The outspoken South Carolina lawmaker singled out Reps. Ilhan Omar (D-Minn.), Shri Thanedar (D-Ill.) and Pramila Jayapal (D-Wash.) in announcing her joint resolution to add an amendment to the US Constitution that would prohibit naturalized US citizens from becoming federal judges, holding Senate-confirmed positions or serving in the House or Senate.
“All born in foreign countries, none were citizens by birth. All sitting in the United States Congress. All making clear every single day their loyalty is not to America,” Mace said of the three Democratic reps.
Mace noted the proposed amendment would impose the “very same standard the President and Vice President are already required to meet” on lawmakers and top government officials.
“The people writing America’s laws, confirming America’s judges, and representing America on the world stage should have one loyalty: America. Not any other country,” she argued.
“For too long we have allowed foreign born members to hold seats in this government while making clear they are America last, not America first,” Mace added.
“We see it every day.
“This constitutional amendment will put an end to it.”
Twenty-six House members, including 19 Democrats and seven Republicans, were born outside of the US.
In the upper chamber, six senators (four Democrats and two Republicans) were born outside the US.
That means a whopping 32 lawmakers from both sides of the aisle would be under the microscope in Mace’s legislation.
However, the prospect of Mace’s resolution becoming law is a long shot as it must pass both chambers of Congress by a two-thirds vote and be ratified by three-fourths of state legislatures.
Jayapal, who was born in India and became a US citizen in 2000, slammed the proposal as “narrow-minded” and “xenophobic.”
“Instead of working to help the American people, as so many cannot keep the lights on, keep food on the table, or pay their rent, Nancy Mace is instead introducing racist legislation that denies the very history of a country that has been proudly shaped by immigrants,” she said in a statement.
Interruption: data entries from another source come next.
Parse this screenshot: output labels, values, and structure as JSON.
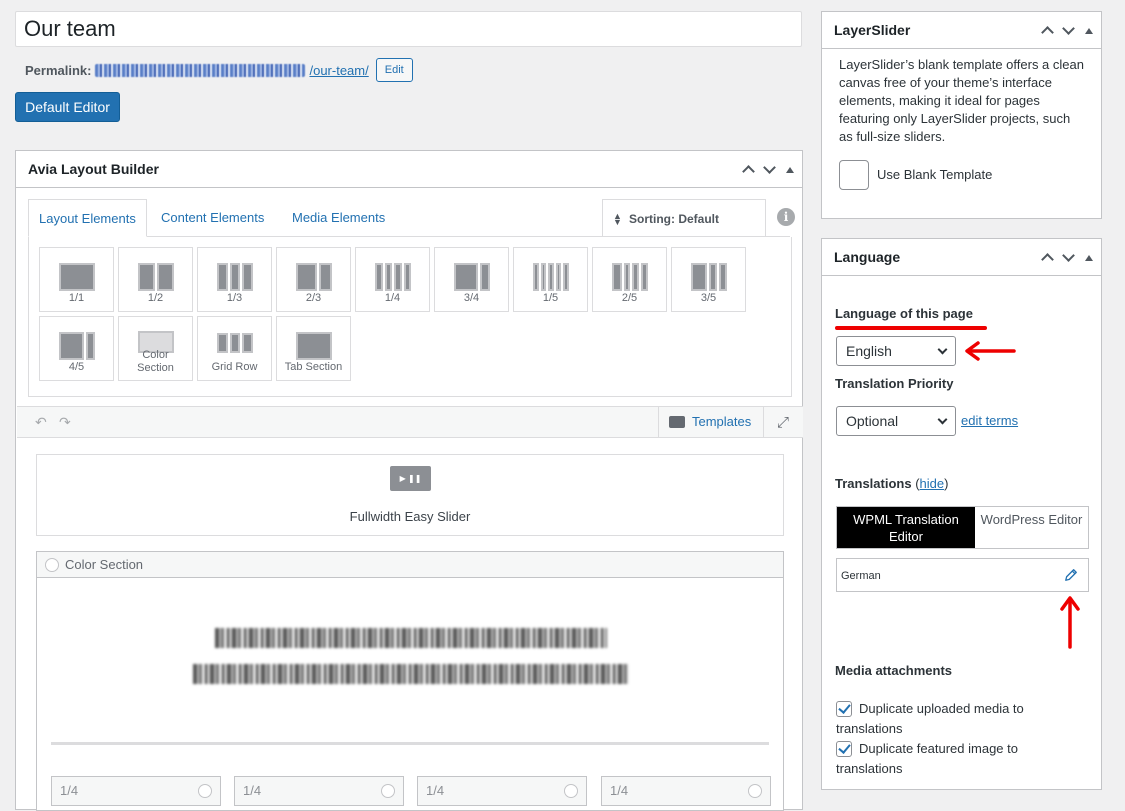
{
  "post": {
    "title": "Our team",
    "permalink_label": "Permalink:",
    "permalink_slug": "/our-team/",
    "permalink_edit": "Edit",
    "default_editor": "Default Editor"
  },
  "avia": {
    "title": "Avia Layout Builder",
    "tabs": [
      {
        "label": "Layout Elements"
      },
      {
        "label": "Content Elements"
      },
      {
        "label": "Media Elements"
      }
    ],
    "sorting": "Sorting: Default",
    "elements": [
      "1/1",
      "1/2",
      "1/3",
      "2/3",
      "1/4",
      "3/4",
      "1/5",
      "2/5",
      "3/5",
      "4/5",
      "Color Section",
      "Grid Row",
      "Tab Section"
    ],
    "templates": "Templates",
    "slider_label": "Fullwidth Easy Slider",
    "color_section_label": "Color Section",
    "quarters": [
      "1/4",
      "1/4",
      "1/4",
      "1/4"
    ]
  },
  "layerslider": {
    "title": "LayerSlider",
    "description": "LayerSlider’s blank template offers a clean canvas free of your theme’s interface elements, making it ideal for pages featuring only LayerSlider projects, such as full-size sliders.",
    "checkbox_label": "Use Blank Template"
  },
  "language": {
    "title": "Language",
    "language_label": "Language of this page",
    "language_value": "English",
    "priority_label": "Translation Priority",
    "priority_value": "Optional",
    "edit_terms": "edit terms",
    "translations_label": "Translations",
    "hide_link": "hide",
    "wpml_editor": "WPML Translation Editor",
    "wp_editor": "WordPress Editor",
    "german": "German",
    "media_label": "Media attachments",
    "dup_media_1": "Duplicate uploaded media to",
    "dup_media_2": "translations",
    "dup_featured_1": "Duplicate featured image to",
    "dup_featured_2": "translations"
  },
  "colors": {
    "wp_blue": "#2271b1",
    "annotation_red": "#e00000"
  }
}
“This is also insulting to the hundreds of thousands of constituents who elected naturalized citizens into office.”
“With the exception of Native Americans, every person in this country – including Nancy Mace – is descended from immigrants,” Jayapal continued. “And America is made stronger by the people from across the world with diverse talents who come here to live and work.”
Jayapal called her colleagues, including Republicans “who are naturalized citizens,” to condemn the proposed amendment.
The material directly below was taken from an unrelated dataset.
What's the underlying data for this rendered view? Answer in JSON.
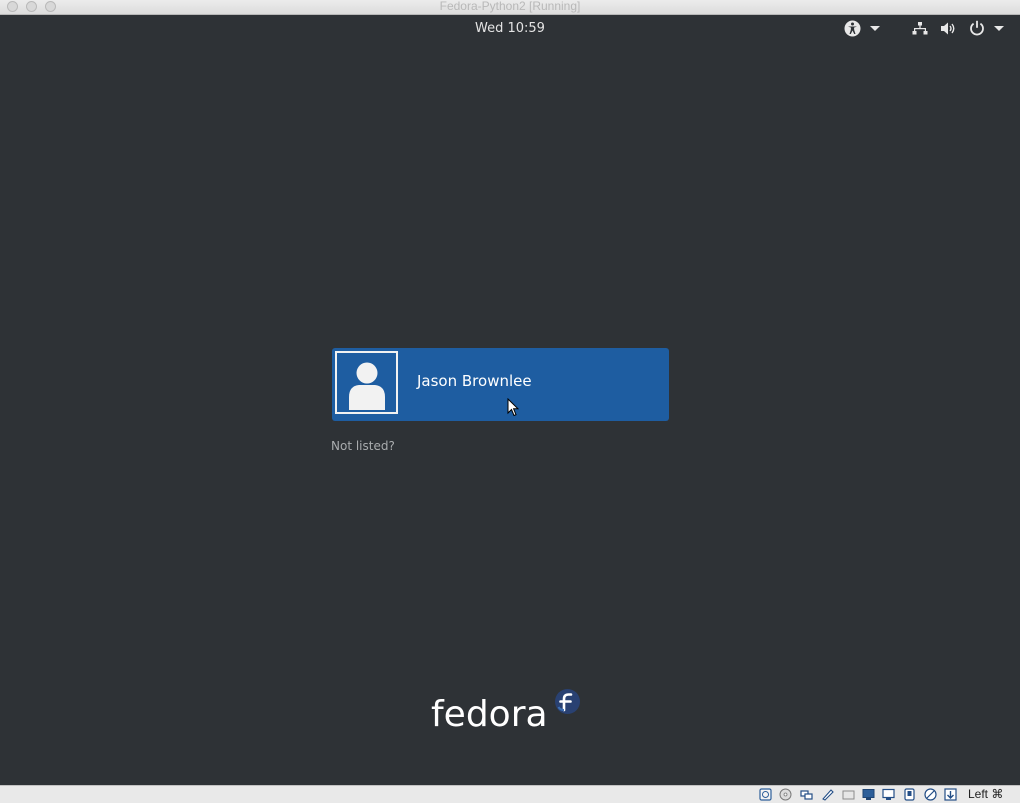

Thanedar, who was also born in India and became a US citizen in 1988, slammed Mace’s announcement in a social media post, accusing the congresswoman of having a “drinking problem” and forcing her staff to vote her the “hottest” member of Congress.
“I’m introducing a resolution to ban congressmembers who make their staff vote for them as the ‘Hottest’ Woman in Congress from holding office,” Thanedar wrote on X.
“Get your drinking problem fixed before coming for those of us who worked hard to come here and contribute,” he added.
Omar, who was born in Somalia and naturalized as a US citizen in 2000 and is a fierce rival of Mace, did not respond to Mace’s legislation at the time of publication.